In Pixar's first (and so far only) prequel, they expand the Monster World (Monstropolis) we got a glimpse of in 'Monsters, Inc.' by showing us the educational process it takes to become a "Scarer". Just for a quick recap, it's a Scarer's job to go through doorways that lead to children's closets so they can collect the "Scream Energy" needed for what's basically their electricity. This is all learned from a young Mike Wazowski (Billy Crystal) while on a field trip to Monsters, Inc. He then takes a great interest in becoming a Scarer, and makes the choice to work very hard to get there.

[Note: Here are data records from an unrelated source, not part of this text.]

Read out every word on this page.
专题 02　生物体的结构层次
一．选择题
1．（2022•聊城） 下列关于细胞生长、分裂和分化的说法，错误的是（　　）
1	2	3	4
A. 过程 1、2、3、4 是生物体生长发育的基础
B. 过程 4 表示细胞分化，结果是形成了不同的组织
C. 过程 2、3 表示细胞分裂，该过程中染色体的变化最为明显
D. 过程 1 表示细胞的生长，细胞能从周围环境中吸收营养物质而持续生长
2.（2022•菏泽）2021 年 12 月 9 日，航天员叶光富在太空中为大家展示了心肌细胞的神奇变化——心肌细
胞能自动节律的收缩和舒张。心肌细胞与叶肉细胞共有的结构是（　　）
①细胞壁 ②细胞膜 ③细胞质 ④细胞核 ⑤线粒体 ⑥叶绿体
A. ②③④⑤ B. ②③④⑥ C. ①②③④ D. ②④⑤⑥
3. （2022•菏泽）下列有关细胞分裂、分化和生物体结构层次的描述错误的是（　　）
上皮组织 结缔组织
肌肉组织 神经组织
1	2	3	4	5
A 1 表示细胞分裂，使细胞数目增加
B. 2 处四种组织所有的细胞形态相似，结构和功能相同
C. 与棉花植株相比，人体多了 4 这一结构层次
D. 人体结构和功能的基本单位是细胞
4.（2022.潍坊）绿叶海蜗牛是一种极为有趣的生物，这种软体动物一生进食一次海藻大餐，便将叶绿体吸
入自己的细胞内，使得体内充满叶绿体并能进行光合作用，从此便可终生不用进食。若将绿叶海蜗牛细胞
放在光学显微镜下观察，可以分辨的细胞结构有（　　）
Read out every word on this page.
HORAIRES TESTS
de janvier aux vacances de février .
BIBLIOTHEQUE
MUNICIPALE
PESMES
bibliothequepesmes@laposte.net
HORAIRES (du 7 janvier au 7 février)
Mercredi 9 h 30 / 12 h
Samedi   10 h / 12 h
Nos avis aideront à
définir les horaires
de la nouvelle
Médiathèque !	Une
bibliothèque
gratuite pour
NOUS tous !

After a quick but thorough intro, we are taken eleven years later to the main stage of the film, Monsters University, where Mike is now a teenager. Here, he meets James P. Sullivan (John Goodman) - a cocky student who relies on his natural talent and family name to get through things easily. Sulley manages to join the most exclusive fraternity on campus as well, headed by the brutish Johnny (Nathan Fillion). Soon, however, it's all taken away when Dean Hardscrabble's (Helen Mirren) record-holding scream cannister is ruined during a fight between Mike and Sulley. The Dean fails them both, stating Mike isn't nearly scary enough, and Sully is too lazy and too dependent on his family name. This further prompts Roar Omega Roar (Sulley's new frat brothers) to kick him out.
Wanting to prove himself, however, Mike enters the University "Scare Games" with underdog fraternity Oozma Kappa, which introduces new, friendly Monsters; the sensitive Squishy (Peter Sohn); mature student, Don (Joel Murray); Two-headed Terri and Terry (Sean Hayes and David Foley, respectively); and the fuzzy, almost Sesame Street-esque Art (Charlie Day). Being told they are one short, as the two-headed guy doesn't count, Sulley decides to step up and join, giving them a much better fighting chance. If they win, Sulley and Mike will be reinstated into the Scare Program, but if they lose, they have to leave school. Considering 'Monsters, Inc.' came before this, we all get that they eventually made it. But one thing this film does well is tell you how they made it in the end which, to the film's credit, was quite creative.
This is one of Pixar's titles that doesn't necessarily hit on a deeper level, so there's not much to say for it as far as that goes. However, regardless of that, it's still a solid film for what it is. I enjoy seeing an expansion of the Monster World, furthering the overall lore, and it's interesting to have a Pixar prequel instead of a sequel in which they totally could have capitalized on Boo's potential return. It could have been a real money-maker. Instead, the film wanted to tell us the story of Mike and Sulley's history together. Honestly, I think they do a very good job of it here. Randall (Steve Buscemi) shows up as well, and we get to see why his eyes are constantly squinty - that kind of thing isn't for everyone, but it does it subtly enough that the movie doesn't make it a big deal - it's not like how we see Indiana Jones get his lucky hat.
The one thing that may be missing for some here is the overall heart that 'Monsters, Inc.' had to it. This movie was done on a much more fun level. I like to say it's 'Animal House' as Pixar might see it. I wouldn't say it's aimed more at kids or adults so much as family, and it's actually an interesting follow-up to 'Monsters, Inc.' in that way. 'Monsters, Inc.' is the warm-hearted family movie whereas this is the family comedy. It's silly enough for the kids, but adults will appreciate the whole college fraternity side of it - especially when it comes to the games themselves. There's a few solid laugh-out-loud moments here, and to Pixar's credit, I had a lot of fun with it. It's a good movie to throw on if you need cheering up, but really don't feel like getting deep. Unlike 'Monsters, Inc.', this isn't really gonna make the eyes water.
As far as those Oscars go, this didn't go on to receive any nominations, making it the second Pixar film on that list. But in all honesty, it never really was Oscar material. It's more or less just a frat movie for kids, and to see it win, much less get nominated, would have been a bit of a surprise. I do enjoy this movie, but it is still a part of the era when Pixar wasn't at its strongest. This would be the third film on that list, and while these films are all enjoyable in their own right, that Pixar name just wasn't glowing like it used to. The overall heart Pixar once showed was starting to feel like it might not come back. However, that would all soon be fixed with the release of another one of my Pixar favourites a couple of years later.